Thursday, 22 March 2012

Restoring our pond - the destruction

Before work began
One of the first things we did when we moved into our home twenty years ago was to start putting in ponds.  The hard one to do was a pond for koi carp which we no longer have.  A lot easier to do was a pond built with wildlife in mind. It did not have to be as deep and had sloping banks for planting.
 We watched GARDENERS WORLD every week when GEOFF HAMILTON was presenting it and these bags made from old tights were one of his ideas. 

The culprit
 A boggy area at one end, planting shelves and sloping sides meant there were lots of cover for anything that made it their home.  There were some mistakes made with the first lot of planting so when the liner needed replacing and we had to get rid of the koi pond and fish we cleared out the whole pond, got rid of most the plants and used the old liner from the koi pond.  That was twelve years ago and the plants have got out of hand again.  The summer months can be spent pouring water into the pond over and over.  If we don't keep a close check the pond can be close to empty.

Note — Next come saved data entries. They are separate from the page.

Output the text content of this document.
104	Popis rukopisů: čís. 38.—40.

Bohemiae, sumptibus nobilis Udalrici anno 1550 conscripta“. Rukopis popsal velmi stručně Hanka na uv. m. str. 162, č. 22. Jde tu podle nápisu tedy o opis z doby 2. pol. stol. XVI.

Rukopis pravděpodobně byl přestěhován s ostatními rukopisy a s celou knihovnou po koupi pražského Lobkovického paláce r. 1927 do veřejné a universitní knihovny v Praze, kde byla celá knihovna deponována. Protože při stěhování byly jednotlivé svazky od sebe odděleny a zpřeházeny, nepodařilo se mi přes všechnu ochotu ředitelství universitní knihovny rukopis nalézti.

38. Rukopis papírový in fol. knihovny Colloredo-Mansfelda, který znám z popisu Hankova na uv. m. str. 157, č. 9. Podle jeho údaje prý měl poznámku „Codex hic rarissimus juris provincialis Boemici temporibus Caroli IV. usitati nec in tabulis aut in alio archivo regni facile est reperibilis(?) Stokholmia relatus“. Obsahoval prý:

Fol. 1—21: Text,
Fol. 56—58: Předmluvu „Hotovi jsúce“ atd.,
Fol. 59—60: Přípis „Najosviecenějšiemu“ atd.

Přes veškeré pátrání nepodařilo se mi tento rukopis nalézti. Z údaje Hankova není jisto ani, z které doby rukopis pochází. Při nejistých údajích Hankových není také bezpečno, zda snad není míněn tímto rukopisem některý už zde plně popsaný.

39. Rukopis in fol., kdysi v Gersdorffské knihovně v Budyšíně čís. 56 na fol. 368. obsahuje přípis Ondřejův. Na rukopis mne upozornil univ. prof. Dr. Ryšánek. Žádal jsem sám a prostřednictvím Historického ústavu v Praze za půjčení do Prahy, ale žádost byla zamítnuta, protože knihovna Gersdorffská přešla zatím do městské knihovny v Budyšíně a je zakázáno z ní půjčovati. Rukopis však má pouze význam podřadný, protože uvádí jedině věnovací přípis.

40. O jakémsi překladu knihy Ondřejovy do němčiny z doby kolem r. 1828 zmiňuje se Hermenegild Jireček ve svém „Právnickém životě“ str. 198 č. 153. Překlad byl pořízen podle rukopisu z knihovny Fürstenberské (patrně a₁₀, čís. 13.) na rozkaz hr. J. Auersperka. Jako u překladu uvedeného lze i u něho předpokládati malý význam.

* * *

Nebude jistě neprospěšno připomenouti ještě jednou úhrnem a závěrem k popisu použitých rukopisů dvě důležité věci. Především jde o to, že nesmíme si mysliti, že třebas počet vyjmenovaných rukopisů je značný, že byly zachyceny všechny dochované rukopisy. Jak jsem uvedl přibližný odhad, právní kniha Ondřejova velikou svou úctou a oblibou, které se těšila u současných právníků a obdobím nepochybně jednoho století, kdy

 This week we made a start - pumping the water into a butt to re-use.  There were at least twenty smooth newts in the pond.  The newts in our garden are a complete success - we were given thirteen when we first built the pond (we were only given them because their habitat had been destroyed) and now the garden is pretty much heaving with them.  There are times when anything moved reveals another newt - from very young ones to mature adults.

half way round
Only a third of the way round we discovered the true cause of the pond emptying, not any leaks there were roots from the silver birch tree (planted by us as a 12inch sapling many years ago) it had several roots growing over the top of the pond liner.  We had to cut through them to clear the pond. 
The butyl pond liner was 100% hole free.  We were very careful as we cut through the roots of the reeds, irises and the purple loosestrife (a beautiful plant the the bees adore but we are replacing it as it just gets so big. Over 6 foot high and clump forming. We still have one in another pond that we are keeping).  
Now all we need to do is finish cleaning up the last of the mud and wash the liner.  The roots of the Silver Birch had punctured the original PVC liner that we had left in situ when we last did the pond but not the butyl one.


  1. Was it really 20 years ago you moved in, some how I missed the digging of the Koi pond though I think Sean Trillo helped a lot. Mine was the

  2. Not quite twenty years - thats next year. Sean and Gary did most of the digging, I think there were a couple of others but I cannot remember who.